The next time you face a significant decision, try moving through these five steps:
- Name it (Emotional Self-Awareness) - Research by neuroscientist Matthew Lieberman shows that simply naming an emotion reduces amygdala activation. The act of labelling creates cognitive distance from the feeling and reduces its grip
- Pause (Impulse Control) - Create space between the stimulus and your response. Even a brief pause — a breath, a night’s sleep, a walk — interrupts the amygdala’s urgency signal and allows the prefrontal cortex to re-engage.
- Check it (Reality Testing) – Ask yourself: Is this emotional signal accurate? Am I responding to what’s actually in front of me, or am I pattern-matching from a past experience? Is fear telling me something real, or something old?
- Engage (Empathy & Interpersonal Relationships)- Seek insight & diverse views. Ask yourself whose perspective you haven't yet considered. Who will be affected by this decision? Who holds information or experience that you don't? Who is likely to see this differently and why might that matter?
- Act (Problem Solving) — Decide and move forward intentionally. You’ve used emotion as data, tested it against reality, and created space for clarity. This is decision making at its most intelligent; neither purely rational nor driven by impulse, but genuinely integrated.
Think of a significant decision you’ve made recently. What emotions were in the room when you made it, and did you acknowledge them? If you could go back, what would you do differently?
If you have your EQ-i 2.0 results, take a look at your scores in the Decision-Making composite. These numbers are not a verdict on your capability, but they are a starting point for a richer conversation about how you lead.
Because in the end, the most intelligent decisions aren’t the ones made without emotion. They’re the ones made with full awareness of it.

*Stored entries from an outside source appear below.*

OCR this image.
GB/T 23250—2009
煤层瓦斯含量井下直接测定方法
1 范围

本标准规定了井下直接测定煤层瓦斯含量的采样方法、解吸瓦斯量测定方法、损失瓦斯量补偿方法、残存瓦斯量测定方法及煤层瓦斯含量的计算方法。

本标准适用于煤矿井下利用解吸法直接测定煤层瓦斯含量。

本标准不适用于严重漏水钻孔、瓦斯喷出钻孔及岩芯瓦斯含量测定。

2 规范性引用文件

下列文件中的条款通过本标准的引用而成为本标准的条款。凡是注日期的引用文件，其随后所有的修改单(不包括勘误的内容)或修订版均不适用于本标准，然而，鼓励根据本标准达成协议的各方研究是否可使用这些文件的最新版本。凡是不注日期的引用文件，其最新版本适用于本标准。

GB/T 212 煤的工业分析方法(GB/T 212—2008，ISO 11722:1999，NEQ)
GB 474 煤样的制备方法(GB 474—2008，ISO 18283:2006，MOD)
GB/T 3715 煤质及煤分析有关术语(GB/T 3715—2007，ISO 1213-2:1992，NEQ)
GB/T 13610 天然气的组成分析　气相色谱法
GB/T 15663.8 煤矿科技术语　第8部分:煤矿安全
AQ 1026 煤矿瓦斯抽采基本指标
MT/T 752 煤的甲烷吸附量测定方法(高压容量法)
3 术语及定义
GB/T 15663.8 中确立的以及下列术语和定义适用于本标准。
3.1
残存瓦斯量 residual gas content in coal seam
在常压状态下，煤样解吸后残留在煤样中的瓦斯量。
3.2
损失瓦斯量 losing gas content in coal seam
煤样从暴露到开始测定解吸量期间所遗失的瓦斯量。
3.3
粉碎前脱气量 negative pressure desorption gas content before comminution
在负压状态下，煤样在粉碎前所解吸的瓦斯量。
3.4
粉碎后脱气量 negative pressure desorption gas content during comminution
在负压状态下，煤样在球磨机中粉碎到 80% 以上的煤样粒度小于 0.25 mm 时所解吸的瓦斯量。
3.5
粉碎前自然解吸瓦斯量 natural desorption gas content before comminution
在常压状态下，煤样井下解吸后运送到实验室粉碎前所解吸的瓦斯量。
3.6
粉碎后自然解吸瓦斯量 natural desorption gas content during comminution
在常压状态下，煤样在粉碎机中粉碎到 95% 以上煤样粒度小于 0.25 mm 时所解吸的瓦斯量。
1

Damásio, A. R. (1996). The somatic marker hypothesis and the possible functions of the prefrontal cortex. Philosophical Transactions of the Royal Society of London. Series B: Biological Sciences, 351(1346), 1413–1420. https://doi.org/10.1098/rstb.1996.0125
Lieberman MD, Eisenberger NI, Crockett MJ, Tom SM, Pfeifer JH, Way BM. Putting feelings into words: affect labeling disrupts amygdala activity in response to affective stimuli. Psychol Sci. 2007 May;18(5):421-8. doi: 10.1111/j.1467-9280.2007.01916.x. PMID: 17576282.